ここで「ねむの木」を発見。ピンクの花がふわふわと風になびいて、初めて見る木にみんなで歓声を上げた。つい「ねんねんねむの木・・・・♪」と口から出た。娘は「あっ、その歌昔お母さんから聞いたことある・・・」と。



串田さん演出による歌舞伎「平成中村座」は毎年東京でコクーン歌舞伎として開催されているが、最近は浅草の浅草寺境内や名古屋城公園内など歌舞伎小屋を建てて行ったり、ニューヨークやヨーロッパ公演でも大好評を博している。この秋には大阪城公園内で予定している。
出演は、中村勘三郎中村橋之助中村扇雀中村七之助笹野高史・・・・などが常連。今回の演目は「佐倉義民伝」地味な演目だが、お上の傲慢さと農民の底力を柱に胸にじ〜んと来る素晴らしい人情いや社会派芝居、三味線でラップ調の音楽やシンプルだが美術の斬新さで大喝采をあびていた!
賑やかな劇場入り口。今回の松本は、7日間で11公演(劇場は1500席)、チケットは即日完売とか。私達は千秋楽を観る事が出来て・・・あ〜〜〜幸せ!娘ははじめて歌舞伎を観て感激していた。
終演後串田さんと
帰り際には、ホテルの方から飾ってあったノボリとポスターを記念に頂き、粋な計らいに感謝した!

串田和美さんは、富良野演劇工場には何度も見来ていて、緒方拳さんと「ゴドーを待ちながら」や松たか子さんの「コーカサスの白墨の輪」等を演出し、自らも出演した。大好評だったこれらの芝居は富良野演劇工場の史上に残る誇り高い演目だと思っている。
来月8月9日には「破れ傘長庵」の公演で串田さんが久しぶりに富良野に来る。江戸操り人形と串田さんの芝居はとってもとっても楽しみだ。

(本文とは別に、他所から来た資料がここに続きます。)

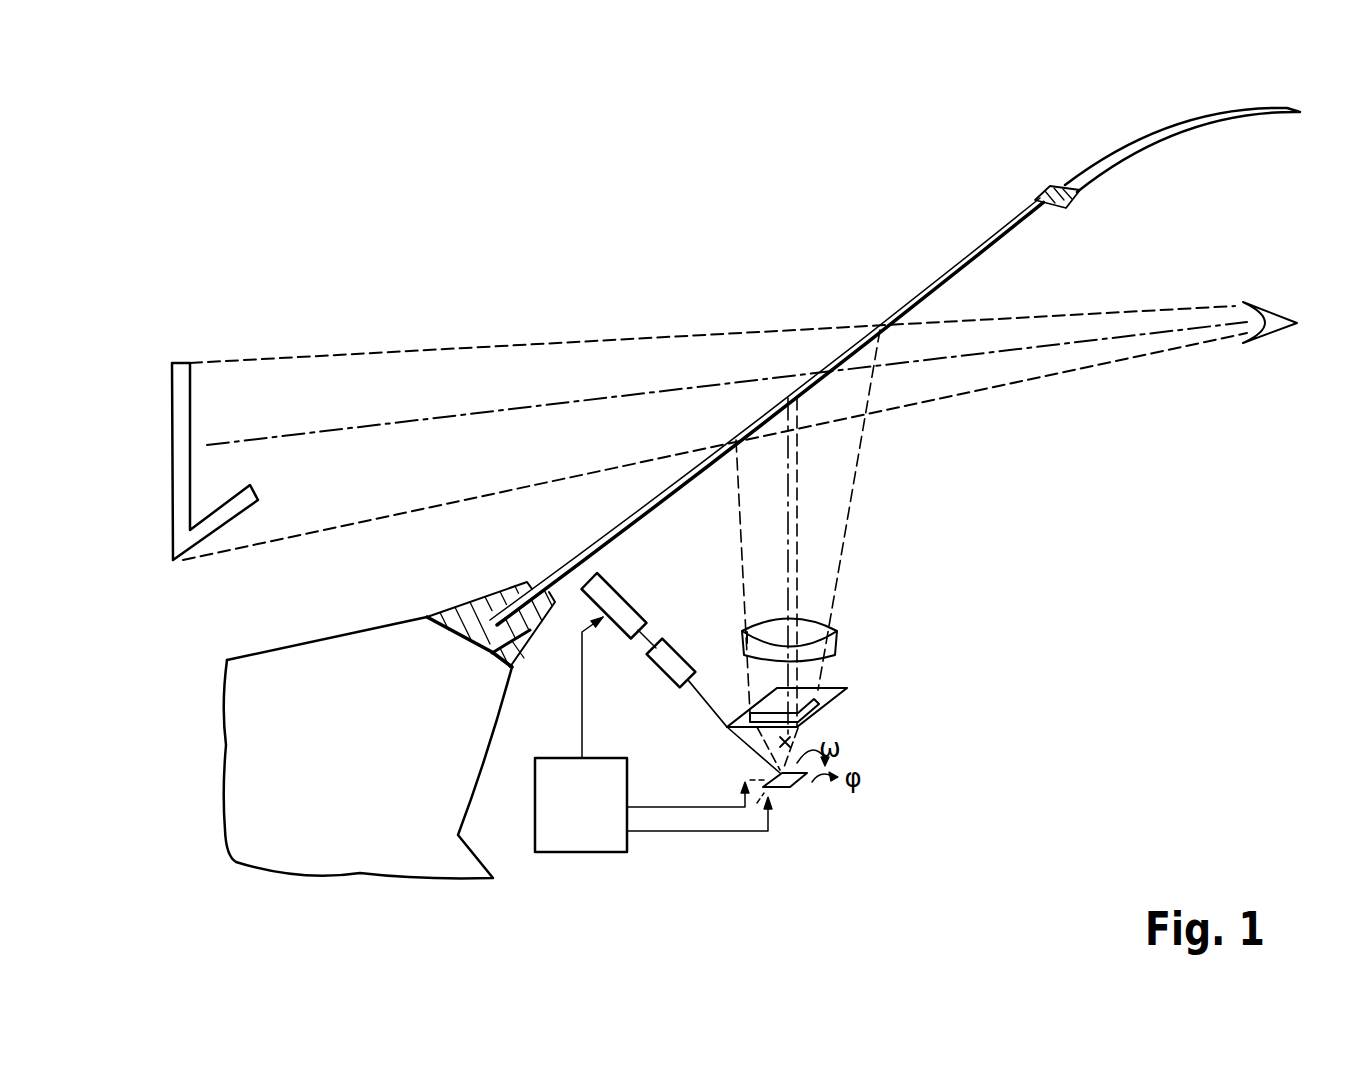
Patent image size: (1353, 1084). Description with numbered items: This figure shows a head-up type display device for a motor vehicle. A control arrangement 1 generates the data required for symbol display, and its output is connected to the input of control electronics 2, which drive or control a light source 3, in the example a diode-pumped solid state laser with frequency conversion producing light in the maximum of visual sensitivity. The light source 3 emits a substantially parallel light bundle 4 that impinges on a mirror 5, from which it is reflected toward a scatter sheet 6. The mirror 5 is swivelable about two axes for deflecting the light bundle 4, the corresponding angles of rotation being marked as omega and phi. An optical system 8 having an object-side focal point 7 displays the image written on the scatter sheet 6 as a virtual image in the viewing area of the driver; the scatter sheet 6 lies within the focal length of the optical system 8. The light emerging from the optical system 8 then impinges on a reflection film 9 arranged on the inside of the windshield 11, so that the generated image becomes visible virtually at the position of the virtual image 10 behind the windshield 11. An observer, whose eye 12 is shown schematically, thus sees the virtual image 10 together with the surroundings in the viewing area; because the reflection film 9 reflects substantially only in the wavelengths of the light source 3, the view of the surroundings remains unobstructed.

The control arrangement 1 is at (585, 840).
The control electronics 2 is at (619, 624).
The light source 3 is at (669, 675).
The light bundle 4 is at (713, 707).
The mirror 5 is at (798, 789).
The scatter sheet 6 is at (838, 690).
The object-side focal point 7 is at (790, 742).
The optical system 8 is at (822, 632).
The reflection film 9 is at (721, 457).
The virtual image 10 is at (178, 563).
The windshield 11 is at (1039, 210).
The eye 12 is at (1263, 352).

夫も体調を回復して来て、あちこちお芝居見物に出かけられるようになりうれしい限り。仕事復帰も間近!今まで仕事が超忙しくてなかなか出かけられなかったので、復帰までのリハビリだものね・・・。
「芸術文化は、生きてゆくために必要なもの・・・」と言う平田オリザさんの言葉が物語る・・・。いいものを聴いたり観たりすると、元気が出て又頑張ろう・・・と思うものね・・・心の栄養剤なんだ。